I can think of a few scenarios :


(a) MDD does result from a high glut/GABA ratio resulting in neuronal damage due to extracellular glutamate excitotoxicty but that over time glutamate receptors adapt to the high glut levels and are downregulated. This might account for the reduction in neural transmission and the 'vegetative' symptoms associated with MDD. Ketamine further raises glut levels overcoming the downregulated receptors enhancing dendritic growth and neurotransmission transiently.

(b) While classed as an NMDA receptor antagonist, Ketamine acts as an agonist for other types of glutamate receptor and that MDD, like schizophrenia, is a hypoglutamatergic state and Ketamine, as the authors state, transiently raises glutamate levels and restores effcient neurotransmission.

On the other hand another atypical and very effective àntidepressant Stablon appears to clearly work by attenuating excitotoxicity due to high glutamate.

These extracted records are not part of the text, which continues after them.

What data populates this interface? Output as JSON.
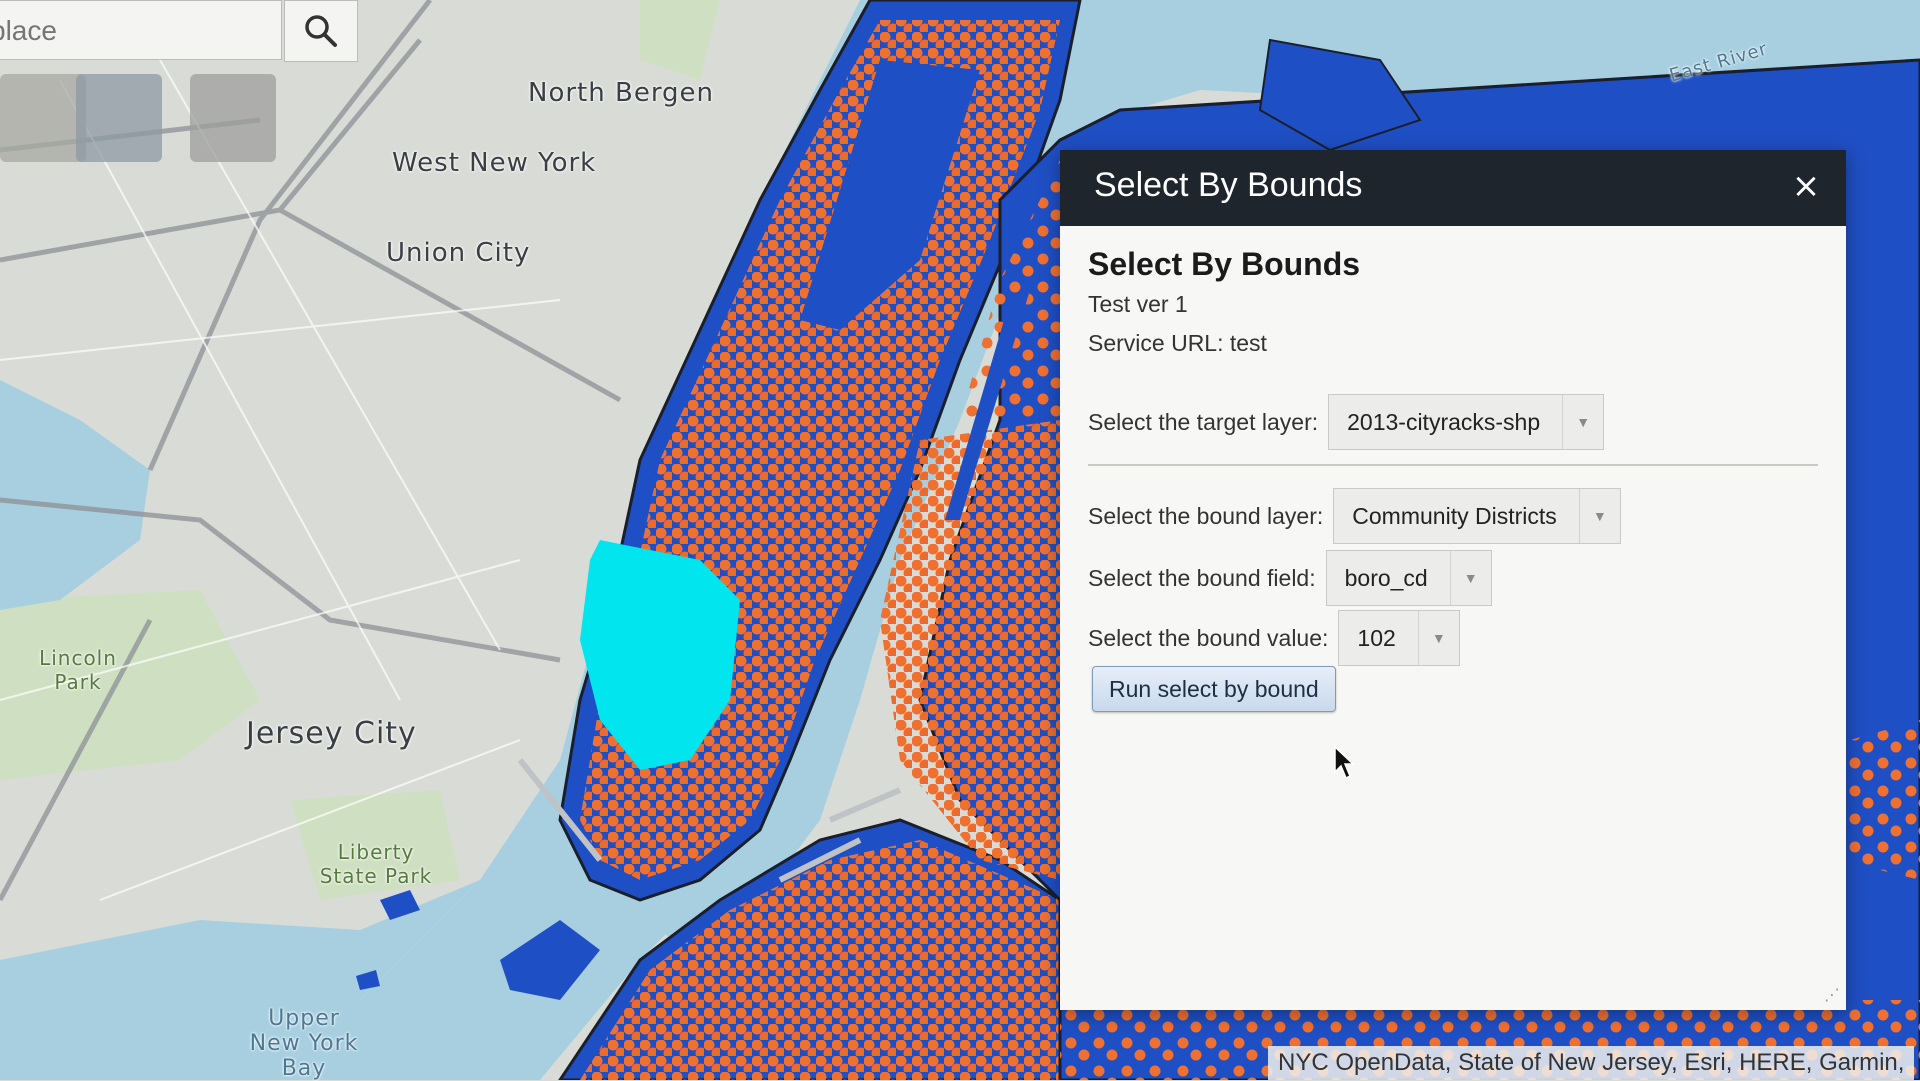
{
  "search": {
    "placeholder": "place"
  },
  "map_labels": {
    "north_bergen": "North Bergen",
    "west_new_york": "West New York",
    "union_city": "Union City",
    "jersey_city": "Jersey City",
    "liberty_state_park": "Liberty State Park",
    "lincoln_park": "Lincoln Park",
    "upper_new_york_bay": "Upper New York Bay",
    "east_river": "East River"
  },
  "dialog": {
    "header_title": "Select By Bounds",
    "close": "×",
    "heading": "Select By Bounds",
    "version": "Test ver 1",
    "service_url": "Service URL: test",
    "target_layer_label": "Select the target layer:",
    "target_layer_value": "2013-cityracks-shp",
    "bound_layer_label": "Select the bound layer:",
    "bound_layer_value": "Community Districts",
    "bound_field_label": "Select the bound field:",
    "bound_field_value": "boro_cd",
    "bound_value_label": "Select the bound value:",
    "bound_value_value": "102",
    "run_button": "Run select by bound"
  },
  "attribution": "NYC OpenData, State of New Jersey, Esri, HERE, Garmin,",
  "colors": {
    "water": "#a8cfe0",
    "land": "#d9dcd6",
    "district_fill": "#1f4fc4",
    "district_outline": "#1a1f2b",
    "point": "#f07030",
    "selection": "#00e5ee",
    "dialog_header": "#1f252c"
  }
}
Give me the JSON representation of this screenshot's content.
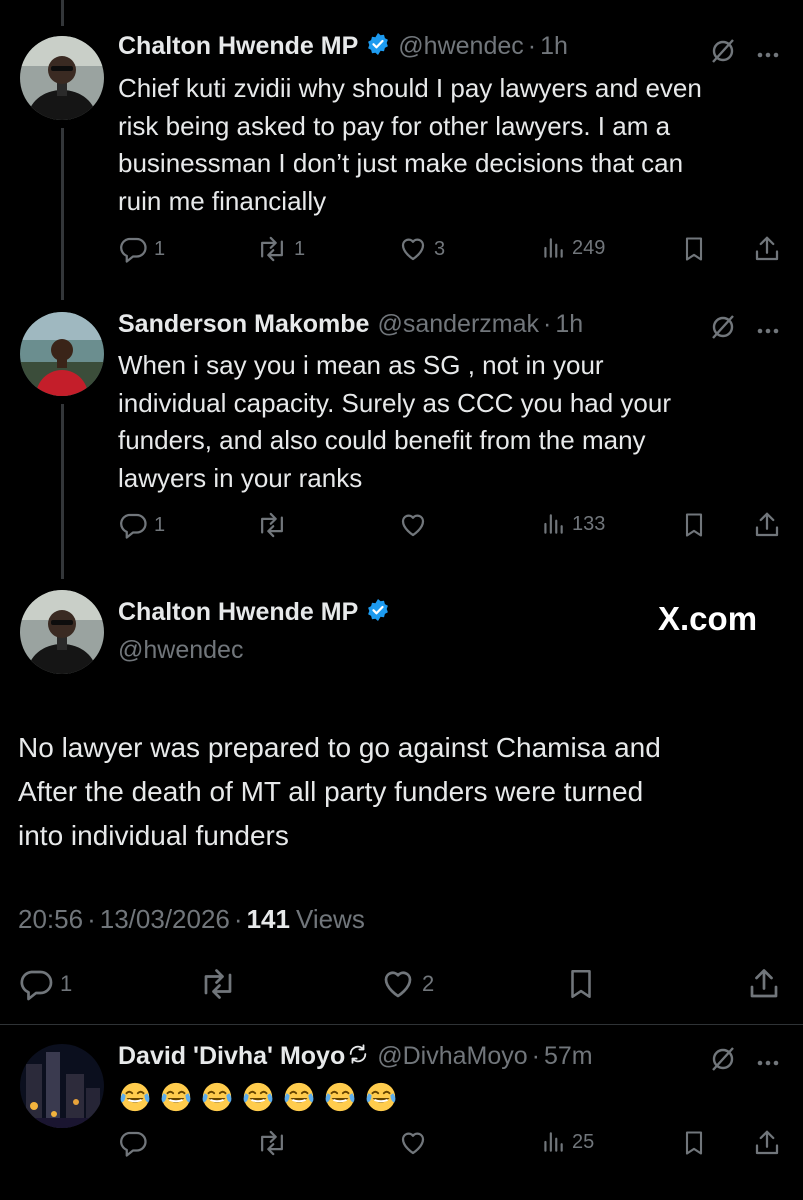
{
  "tweet1": {
    "name": "Chalton Hwende MP",
    "handle": "@hwendec",
    "sep": "·",
    "time": "1h",
    "text_lines": [
      "Chief kuti zvidii why should I pay lawyers and even",
      "risk being asked to pay for other lawyers. I am a",
      "businessman I don’t just make decisions that can",
      "ruin me  financially"
    ],
    "replies": "1",
    "reposts": "1",
    "likes": "3",
    "views": "249"
  },
  "tweet2": {
    "name": "Sanderson Makombe",
    "handle": "@sanderzmak",
    "sep": "·",
    "time": "1h",
    "text_lines": [
      "When i say you i mean as SG , not in your",
      "individual capacity. Surely as CCC you had your",
      "funders, and also could benefit from the many",
      "lawyers in your ranks"
    ],
    "replies": "1",
    "views": "133"
  },
  "main_tweet": {
    "name": "Chalton Hwende MP",
    "handle": "@hwendec",
    "watermark": "X.com",
    "text_lines": [
      "No lawyer was prepared to go against Chamisa and",
      "After the death of MT all party funders were turned",
      "into individual funders"
    ],
    "time": "20:56",
    "date": "13/03/2026",
    "sep": "·",
    "views_count": "141",
    "views_label": "Views",
    "replies": "1",
    "likes": "2"
  },
  "reply": {
    "name": "David 'Divha' Moyo",
    "handle": "@DivhaMoyo",
    "sep": "·",
    "time": "57m",
    "emoji_count": 7,
    "emoji_name": "face-with-tears-of-joy",
    "views": "25"
  },
  "colors": {
    "background": "#000000",
    "text": "#e7e9ea",
    "muted": "#71767b",
    "verified": "#1d9bf0",
    "divider": "#2f3336"
  }
}
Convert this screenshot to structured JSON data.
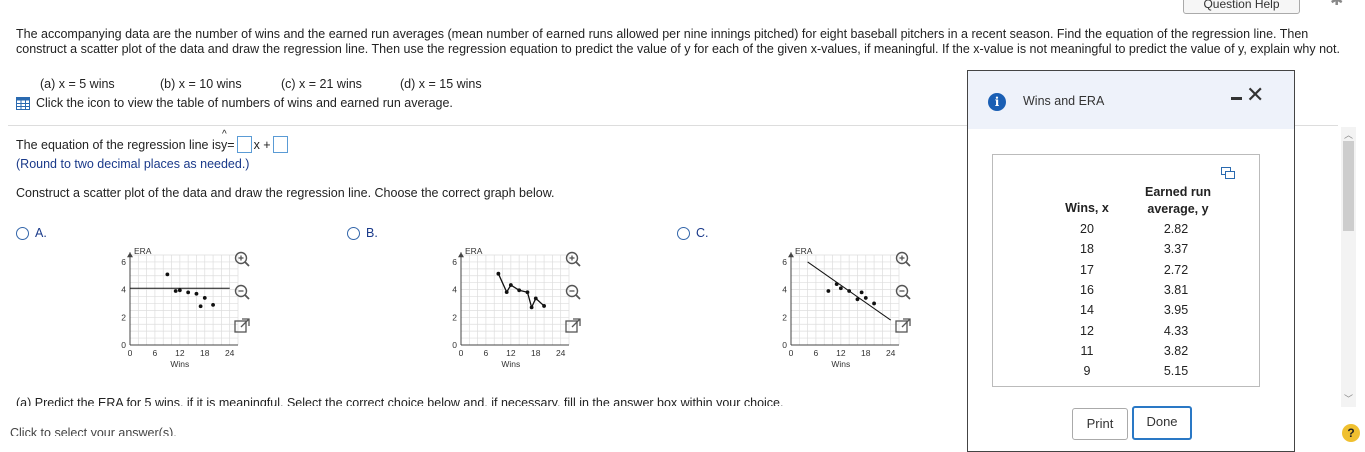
{
  "header": {
    "help_button_label": "Question Help",
    "settings_icon": "gear-icon"
  },
  "problem": {
    "text": "The accompanying data are the number of wins and the earned run averages (mean number of earned runs allowed per nine innings pitched) for eight baseball pitchers in a recent season. Find the equation of the regression line. Then construct a scatter plot of the data and draw the regression line. Then use the regression equation to predict the value of y for each of the given x-values, if meaningful. If the x-value is not meaningful to predict the value of y, explain why not.",
    "parts": [
      "(a) x = 5 wins",
      "(b) x = 10 wins",
      "(c) x = 21 wins",
      "(d) x = 15 wins"
    ],
    "table_link": "Click the icon to view the table of numbers of wins and earned run average."
  },
  "regression": {
    "prefix": "The equation of the regression line is ",
    "yhat": "y",
    "equals": " = ",
    "xplus": "x +",
    "hint": "(Round to two decimal places as needed.)"
  },
  "scatter_prompt": "Construct a scatter plot of the data and draw the regression line. Choose the correct graph below.",
  "options": [
    {
      "label": "A.",
      "ylabel": "ERA",
      "xlabel": "Wins",
      "yticks": [
        "6",
        "4",
        "2",
        "0"
      ],
      "xticks": [
        "0",
        "6",
        "12",
        "18",
        "24"
      ]
    },
    {
      "label": "B.",
      "ylabel": "ERA",
      "xlabel": "Wins",
      "yticks": [
        "6",
        "4",
        "2",
        "0"
      ],
      "xticks": [
        "0",
        "6",
        "12",
        "18",
        "24"
      ]
    },
    {
      "label": "C.",
      "ylabel": "ERA",
      "xlabel": "Wins",
      "yticks": [
        "6",
        "4",
        "2",
        "0"
      ],
      "xticks": [
        "0",
        "6",
        "12",
        "18",
        "24"
      ]
    }
  ],
  "part_a_prompt": "(a) Predict the ERA for 5 wins, if it is meaningful. Select the correct choice below and, if necessary, fill in the answer box within your choice.",
  "answer_prompt": "Click to select your answer(s).",
  "help_icon": "?",
  "modal": {
    "title": "Wins and ERA",
    "col1": "Wins, x",
    "col2_line1": "Earned run",
    "col2_line2": "average, y",
    "rows": [
      {
        "x": "20",
        "y": "2.82"
      },
      {
        "x": "18",
        "y": "3.37"
      },
      {
        "x": "17",
        "y": "2.72"
      },
      {
        "x": "16",
        "y": "3.81"
      },
      {
        "x": "14",
        "y": "3.95"
      },
      {
        "x": "12",
        "y": "4.33"
      },
      {
        "x": "11",
        "y": "3.82"
      },
      {
        "x": "9",
        "y": "5.15"
      }
    ],
    "print_label": "Print",
    "done_label": "Done"
  }
}
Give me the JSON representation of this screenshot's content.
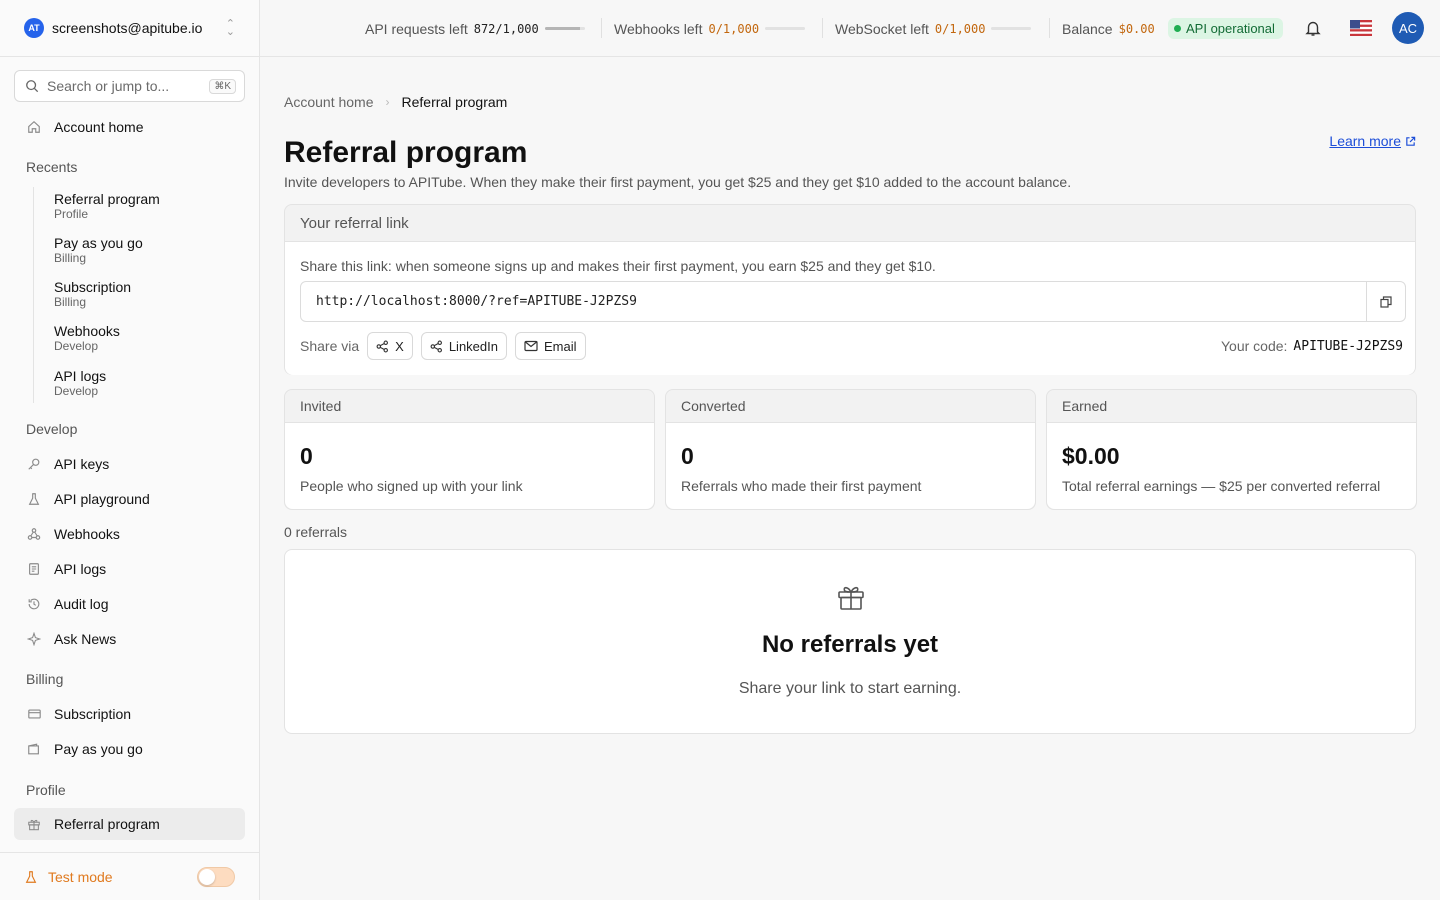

http://www.ncbi.nlm.nih.gov/pmc/articles/PMC2902200/

Perhaps like ADHD (which includes inattentive and hyperactive types) there are different variants of major depressive disorder characterised by hyper of hypo glutamate levels. Perhaps ME/CFS is similar with some with largely 'vegetative' symptoms (high levels of constant fatigue and low activity) and those who tend be hyperactive and crash? I noticed that the Ketamine paper noted therapeutic effects of raised glutamate only in 'responders'.

Which is a long winded way of saying that I don't know.:)

Neurotransmitters are tricky with all sorts of feedback loops and cross-talk. I'll have to look into it further.
 
Messages
76
Location
Australia
I believe they would. When I see a study like that, aside from the good it may do to help alleviate some people's symptoms, I start to think "looks like they might want to extend marketability."

I was on mild dose Ritalin a few years ago, and there was a moderate (but not fantastic) increase in concentration levels. At the time I was working part-time & my ME was manageable (unlike now) but I couldn't say for sure if it was actually a placebo affect. To be honest, I'm glad I'm off the stuff.
 

PhoenixBurger

Senior Member
Messages
202
I would avoid amphetamines at all costs. They play with your dopamine receptors and can burn them out, which can cause a whole other host of major problems. There are direct links between amphetamine use (adderall / ritalin / ecstasy) and eventual development of neurological diseases like parkinsons. Granted it usually happens decades later, but it has been proven. Increased risk by 50 fold or something like that. Not going near the stuff.